Une autre tragédie est celle des mères infectées dont les enfants sont eux aussi porteurs de la maladie. Selon le South African Medical Journal, “la question que pose souvent une mère dont le nouveau-né est séropositif est de savoir qui, d’elle ou de son enfant, mourra le premier”.

Il n’est donc pas étonnant que nombre de femmes se sentent désarmées devant le SIDA. Un médecin zambien, M. Phiri, raconte: “Les femmes viennent nous demander s’il existe un médicament qui les protégerait de la maladie (...). Elles prennent des précautions pour elles-mêmes, mais elles redoutent que leur partenaire ou leur mari ne soit pas aussi fidèle. Cela les inquiète.”

Dès lors, que peut faire une personne mariée qui découvre que son conjoint l’a trompée? Si elle décide de lui pardonner et qu’il y ait réconciliation, le ou la coupable devrait accepter de se soumettre à un test de dépistage du VIH. (Voir Matthieu 19:9; 1 Corinthiens 7:1-5.) Tant que le résultat des analyses ne sera pas connu, les époux décideront peut-être de s’abstenir de relations sexuelles ou, pour le moins, de prendre des précautions afin de se prémunir contre l’infection.

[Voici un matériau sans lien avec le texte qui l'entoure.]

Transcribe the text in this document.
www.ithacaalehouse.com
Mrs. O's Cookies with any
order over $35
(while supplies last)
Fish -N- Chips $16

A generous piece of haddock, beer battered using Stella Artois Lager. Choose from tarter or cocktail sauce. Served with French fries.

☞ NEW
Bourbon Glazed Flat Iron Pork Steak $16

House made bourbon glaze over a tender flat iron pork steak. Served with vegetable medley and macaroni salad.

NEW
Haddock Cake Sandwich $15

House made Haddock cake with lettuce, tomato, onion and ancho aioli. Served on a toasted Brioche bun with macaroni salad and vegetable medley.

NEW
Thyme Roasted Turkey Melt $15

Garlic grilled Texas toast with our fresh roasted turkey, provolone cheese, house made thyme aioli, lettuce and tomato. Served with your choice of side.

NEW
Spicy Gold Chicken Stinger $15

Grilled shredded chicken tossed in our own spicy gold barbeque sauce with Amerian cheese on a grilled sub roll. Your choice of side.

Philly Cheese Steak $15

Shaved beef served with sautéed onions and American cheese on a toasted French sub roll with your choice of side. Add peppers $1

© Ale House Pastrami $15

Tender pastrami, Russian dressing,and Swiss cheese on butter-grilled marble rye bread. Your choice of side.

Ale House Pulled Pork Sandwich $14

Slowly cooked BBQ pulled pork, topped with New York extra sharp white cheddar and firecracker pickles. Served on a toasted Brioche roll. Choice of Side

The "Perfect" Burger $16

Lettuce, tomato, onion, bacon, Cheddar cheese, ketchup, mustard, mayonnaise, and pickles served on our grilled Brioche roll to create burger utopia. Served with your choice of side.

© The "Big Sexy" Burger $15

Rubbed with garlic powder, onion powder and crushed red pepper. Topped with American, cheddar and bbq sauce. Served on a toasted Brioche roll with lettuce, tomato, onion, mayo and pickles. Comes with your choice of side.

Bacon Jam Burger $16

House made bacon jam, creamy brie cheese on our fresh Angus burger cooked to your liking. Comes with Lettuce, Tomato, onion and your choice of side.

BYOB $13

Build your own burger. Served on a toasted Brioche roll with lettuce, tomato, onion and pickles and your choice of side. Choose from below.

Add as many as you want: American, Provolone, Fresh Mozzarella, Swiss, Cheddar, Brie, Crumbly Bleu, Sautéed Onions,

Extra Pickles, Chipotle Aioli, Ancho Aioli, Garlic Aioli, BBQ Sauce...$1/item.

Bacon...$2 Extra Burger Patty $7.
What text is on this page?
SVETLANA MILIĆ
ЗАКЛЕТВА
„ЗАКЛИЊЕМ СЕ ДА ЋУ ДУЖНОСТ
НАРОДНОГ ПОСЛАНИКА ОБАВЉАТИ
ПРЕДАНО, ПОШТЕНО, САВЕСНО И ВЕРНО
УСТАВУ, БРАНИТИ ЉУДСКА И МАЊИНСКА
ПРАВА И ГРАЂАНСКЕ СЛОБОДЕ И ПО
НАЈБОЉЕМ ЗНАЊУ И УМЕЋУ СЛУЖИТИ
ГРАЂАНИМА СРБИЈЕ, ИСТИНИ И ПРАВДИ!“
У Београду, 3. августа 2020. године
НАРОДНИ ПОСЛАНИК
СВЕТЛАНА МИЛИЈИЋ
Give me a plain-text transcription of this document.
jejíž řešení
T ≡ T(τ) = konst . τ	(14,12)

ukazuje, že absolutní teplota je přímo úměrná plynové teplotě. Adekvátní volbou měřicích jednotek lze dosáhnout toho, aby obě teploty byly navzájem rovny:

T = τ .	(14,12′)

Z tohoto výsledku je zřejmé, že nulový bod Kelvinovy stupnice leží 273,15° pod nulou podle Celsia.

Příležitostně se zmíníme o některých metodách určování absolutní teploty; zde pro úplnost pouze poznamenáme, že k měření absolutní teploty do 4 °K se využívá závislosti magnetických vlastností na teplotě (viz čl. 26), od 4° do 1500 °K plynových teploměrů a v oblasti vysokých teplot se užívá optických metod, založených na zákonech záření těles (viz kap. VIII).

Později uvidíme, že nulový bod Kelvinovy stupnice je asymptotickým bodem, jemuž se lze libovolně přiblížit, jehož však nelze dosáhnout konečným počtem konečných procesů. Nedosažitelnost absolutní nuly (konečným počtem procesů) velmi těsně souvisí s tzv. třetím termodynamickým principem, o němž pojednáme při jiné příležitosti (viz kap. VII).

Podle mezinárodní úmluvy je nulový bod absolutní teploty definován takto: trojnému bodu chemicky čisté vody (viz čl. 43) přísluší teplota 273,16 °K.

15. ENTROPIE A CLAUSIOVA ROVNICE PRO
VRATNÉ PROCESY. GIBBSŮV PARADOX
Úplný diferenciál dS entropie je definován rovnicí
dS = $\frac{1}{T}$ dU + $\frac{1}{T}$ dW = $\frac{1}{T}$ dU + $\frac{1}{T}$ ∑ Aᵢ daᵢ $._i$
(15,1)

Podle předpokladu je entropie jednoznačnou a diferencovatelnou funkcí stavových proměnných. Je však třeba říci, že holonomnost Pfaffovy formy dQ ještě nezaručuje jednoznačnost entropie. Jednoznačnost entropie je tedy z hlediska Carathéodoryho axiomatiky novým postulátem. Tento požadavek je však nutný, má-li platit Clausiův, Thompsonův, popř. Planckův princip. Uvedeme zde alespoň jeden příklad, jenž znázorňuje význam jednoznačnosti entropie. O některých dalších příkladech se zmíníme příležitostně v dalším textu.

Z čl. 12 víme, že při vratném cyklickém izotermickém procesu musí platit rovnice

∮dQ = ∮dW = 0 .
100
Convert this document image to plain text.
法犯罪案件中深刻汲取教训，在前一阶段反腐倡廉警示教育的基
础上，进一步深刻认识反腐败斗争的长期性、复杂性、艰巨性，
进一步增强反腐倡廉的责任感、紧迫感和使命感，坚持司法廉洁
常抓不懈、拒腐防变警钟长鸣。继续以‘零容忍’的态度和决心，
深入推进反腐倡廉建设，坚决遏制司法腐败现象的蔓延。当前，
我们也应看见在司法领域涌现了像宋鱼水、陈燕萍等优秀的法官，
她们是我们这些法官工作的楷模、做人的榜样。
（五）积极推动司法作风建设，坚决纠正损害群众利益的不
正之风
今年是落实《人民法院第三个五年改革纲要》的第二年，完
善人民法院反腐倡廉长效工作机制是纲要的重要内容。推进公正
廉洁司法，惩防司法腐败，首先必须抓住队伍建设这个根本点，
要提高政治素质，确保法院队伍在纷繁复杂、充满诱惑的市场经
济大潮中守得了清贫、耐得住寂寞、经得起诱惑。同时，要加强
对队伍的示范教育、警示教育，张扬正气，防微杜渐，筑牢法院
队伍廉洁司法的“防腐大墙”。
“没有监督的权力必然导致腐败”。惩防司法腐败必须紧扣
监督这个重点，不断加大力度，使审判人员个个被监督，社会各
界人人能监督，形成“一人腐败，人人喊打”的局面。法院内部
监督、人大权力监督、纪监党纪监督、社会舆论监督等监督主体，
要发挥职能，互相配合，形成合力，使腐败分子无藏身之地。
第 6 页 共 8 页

Compte tenu de la longue période d’incubation du SIDA, les jeunes gens qui envisagent de se marier devraient être prudents et ne pas s’engager trop vite vis-à-vis de quelqu’un qui a un passé douteux, même si cette personne mène désormais une vie conforme aux principes chrétiens. À propos de ce groupe à risques, un sidologue tanzanien, le docteur S. Tibangayuka, conseille aux jeunes de “passer un test de dépistage du VIH avant de se marier”.

Malgré tout, aussi longtemps que le SIDA subsistera en Afrique, et dans le reste du monde, il y aura des victimes innocentes — des conjoints et des enfants.

[Illustration, page 7]

Il y a quantité de raisons pour lesquelles le SIDA fait des ravages en Afrique.